Dernier lever de soleil sur l’Atlantique. Vers l’est, la nuit s’estompe à la faveur d’une lueur orangée avant que le disque pâle du soleil ne vienne timidement réchauffer l’atmosphère. Le bateau glisse paisiblement sur une mer pas vraiment formée. Ce n’est pas la chevauchée des Walkyries, mais un tempo plutôt paisible, légèrement lancinant. Une petite accélération sur le dos de la vague et le vent qui s’essouffle et ne peut porter plus loin la carène qui s’écrase dans le creux suivant. Qu’importe ! Il s’agit maintenant de se faire à l’idée que ces heures-là sont les dernières d’une aventure commencée quelque trois mois plus tôt au large de cette même côte de Vendée.

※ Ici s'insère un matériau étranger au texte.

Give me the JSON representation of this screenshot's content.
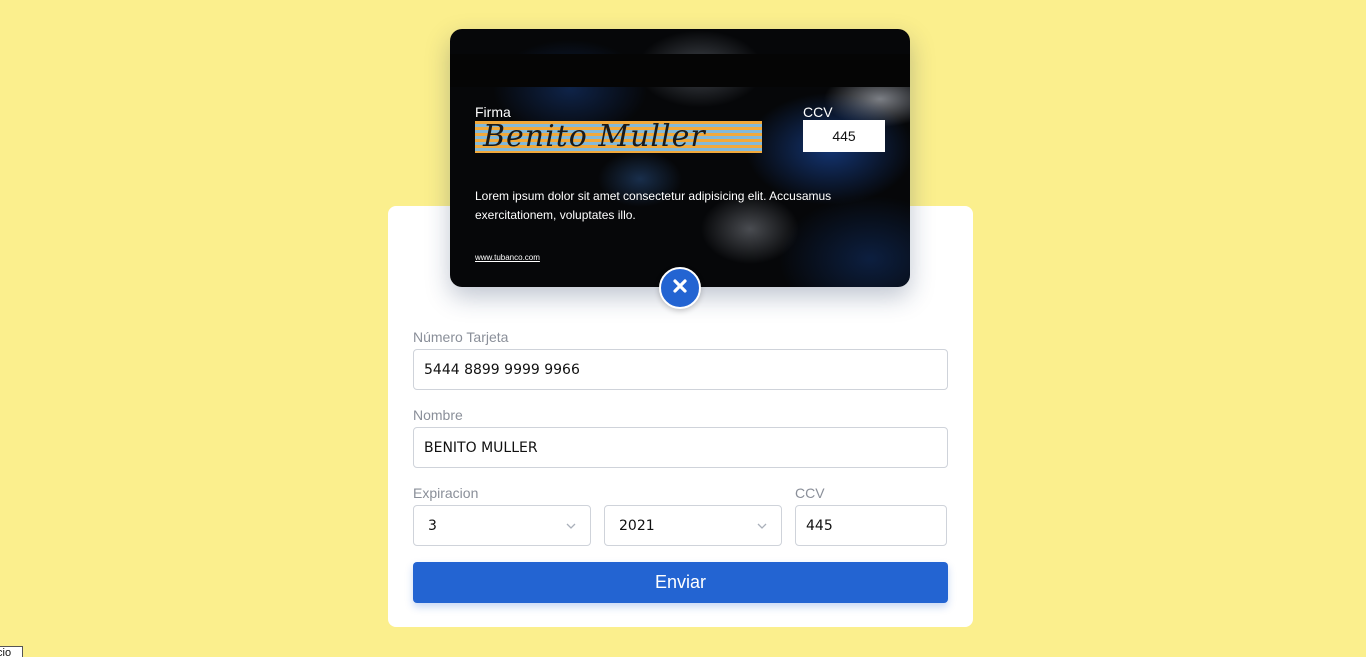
{
  "card": {
    "signature_label": "Firma",
    "signature": "Benito Muller",
    "ccv_label": "CCV",
    "ccv": "445",
    "description": "Lorem ipsum dolor sit amet consectetur adipisicing elit. Accusamus exercitationem, voluptates illo.",
    "bank_url": "www.tubanco.com"
  },
  "toggle": {
    "icon": "close-icon"
  },
  "form": {
    "number_label": "Número Tarjeta",
    "number_value": "5444 8899 9999 9966",
    "name_label": "Nombre",
    "name_value": "BENITO MULLER",
    "expiration_label": "Expiracion",
    "month_value": "3",
    "year_value": "2021",
    "ccv_label": "CCV",
    "ccv_value": "445",
    "submit_label": "Enviar"
  },
  "corner_tab": {
    "label": "cio"
  },
  "colors": {
    "background": "#fbef8d",
    "accent": "#2364d2",
    "panel": "#ffffff"
  }
}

Passé l’engourdissement du matin, viennent les premiers gestes qui témoignent du retour dans le monde « réel ». Hier, on s’est lavé, rasé, pour faire bonne figure… Et comme d’habitude, l’opération a en partie effacé quelques uns de stigmates de la fatigue que l’on porte avec soi depuis tant de jours. Il s’agit maintenant de rendre le bateau présentable : on n’effacera pas les traces des quelques avaries, les chandeliers arrachés pour réparer l’axe de safran, les traces de stratification sur le bout dehors… Mais, il ferait beau voir que le bateau n’apparaisse pas parfaitement en ordre. Dans la cabine, tout est rangé comme au premier jour, ou presque : les quelques sacs plastiques où s’entassent, qui le linge sale, qui les déchets non dégradables sont soigneusement rangés dans un compartiment hors de la vue des visiteurs. Sur le pont, les bouts sont lovés, rangés dans leurs sacs respectifs… Un dernier petit déjeuner, un café brulant, rien ne presse, tout est en ordre pour arriver à la marée du soir.
Nettoyage de printemps
La dernière journée de mer a été bénéfique : on a eu le temps de faire une vraie coupure, de faire un premier bilan… Seuls les intimes ont pu partager ces instants rares. Bientôt ce sera l’heure des premières déclarations où tout ce qui sera dit pourra être pris comme argent comptant. C’est l’heure où l’on est partagé entre une certaine prudence consensuelle et l’envie de dire ce que l’on a vraiment ressenti. La guerre psychologique est terminée, il est temps de passer à autre chose, de savourer. Dans le nord croise un chalutier, indifférent : des gars de l’île d’Yeu, voire de La Turballe, qui sait ? Pour encore quelques heures, on n’est qu’une voile anonyme qui croise d’autres gens de mer, bien loin du tourbillon médiatique qui va nous emporter.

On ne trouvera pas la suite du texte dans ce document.